Keys and New Cars

 In Story

I have embraced woodland life in many ways since moving to Brown County. In some ways I’ve really personified the stereotype. I chop my own wood, hunt mushrooms, drive a tractor, I even own a pickup truck. I’ve had several actually, and as my wife says, my life seems somehow incomplete unless I have some pile of junk to work on. I’m ever in hope of a mechanical resurrection of some kind. Even though my day job is fairly technical, my heart is at its fullest when I’m driving around in something that I can fix with a hammer and bailing wire. I have a certain appreciation for crank-up windows and manual transmissions. My favorite beater was an old F150 from the previous century with a great throbbing inline 6 engine that I’m proud to say was often installed in school busses and dump trucks. A rolling dose of woodland testosterone. And I could fix it with my Leatherman tool. I know, because I did. A lot.

Well, things transpired as they often do, and it was time for Dear Wife to get a new vehicle. I’m not sure how it happened because it occurred so quickly, but we went to the dealer in the old Ford, and came home in a new RAM. My bride was thrilled and I was a little disoriented.
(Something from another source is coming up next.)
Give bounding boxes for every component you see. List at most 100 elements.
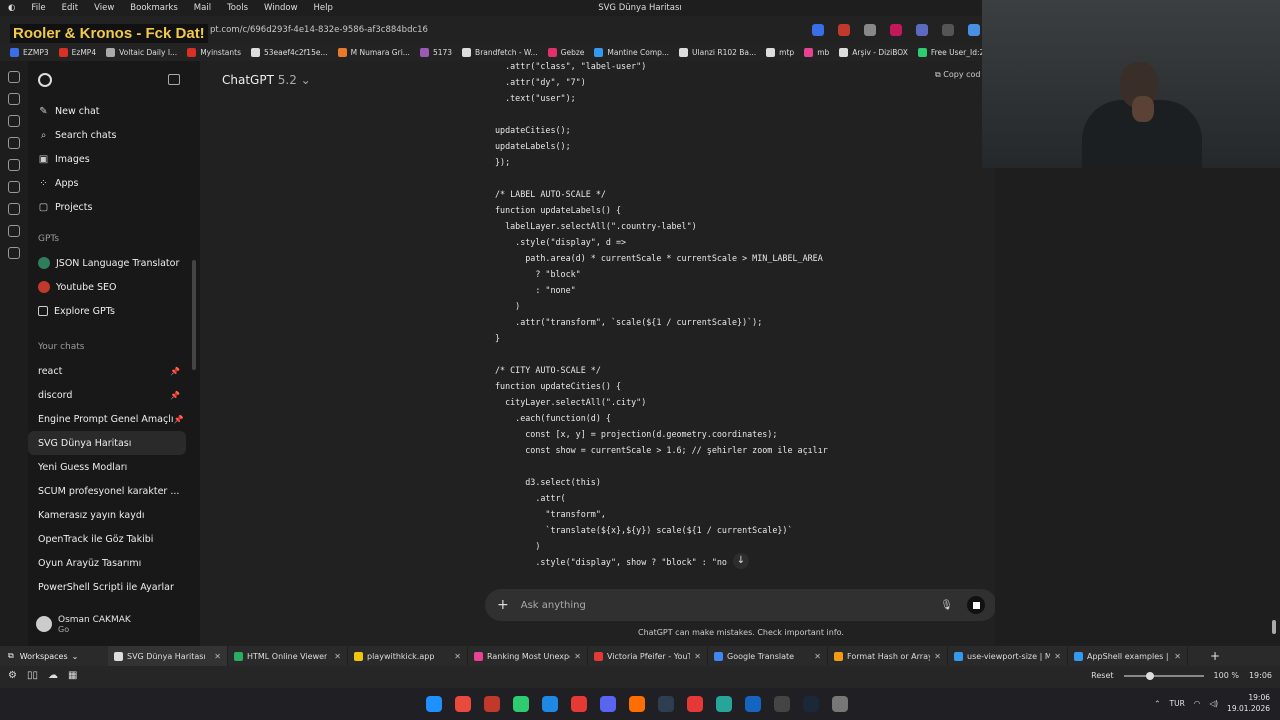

This truck had everything. Power windows, a heated steering wheel, a button that would raise the suspension for more ground clearance… it even had a big screen on the dash that I swear could show you YouTube videos. She was driving the future.

I don’t get to drive it too much, as she’s commandeered it with all of her stuff. Kids car seats, insulated bags, boxes of tissues, and various implements of shopping destruction. I’m happy that she’s happy, though I do miss the beater truck, and here’s why:

Last Sunday I had to deliver a big tent to a friend in town. It only made sense to load it into the truck since that’s what it’s made for. I loaded her up, jumped in with the keys, and was immediately disoriented. I’m used to twisting an ignition key and this has a big start button that you push. So after following the appropriate launch procedure as directed by mission control screen, I got a message “Key fob Battery Low”. I can change that later, right? Right.

So I went on my way and made my delivery to the delight of my friend, and you can guess what happened next. Upon preparing to launch for my return trip home the big screen told me “keyfob not detected”. It was right there in my hand, but no amount of pleading and button punching would convince the truck from the future that I was authorized to make it go. This was a first. I’ve run out of gas, run out of air in the tires, even run out of antifreeze, but I have never run out of “ignition key” before. It’s almost as insulting as running down a battery powered book, but that’s another story for another day.

Being resourceful, I pried open the keyfob and walked across the street to the drugstore to get a new battery. Problem solved! On my walk I also had plenty of time to consider investing in the battery business, since every new car runs on these blasted coin shaped things these days. But I digress.

Once back at the truck I opened up the battery package, or more accurately, I tried to. That blister pack was made of some super-plastic that was hermetically sealed on all sides. “Safety sealed for your protection” should have been the warning! I tugged, I tore, I even chewed on that package. Here I was in this rocket powered truck surrounded by uber-technology that lets me tune the radio by voice command, and I couldn’t start the blasted thing because I needed a stone aged tool to break open the battery packaging. I didn’t think I’d need the Leatherman tool to fix the new uber-truck. It was sitting home in my little travel tool kit that is allegedly unnecessary in these new vehicles.

Eventually the packaging relented, and needless to say I was late getting home. When I got there and explained what had happened, Dear Wife said “Honey, the truck should have told you about the battery so you could change it before you left the house”. Yes baby, the truck told me. It looks like even the new truck thinks I need to be a better listener. So, let my misadventure be a lesson to us all. You can take the boy out of the woods, but you should never let him take the Leatherman out of his pocket.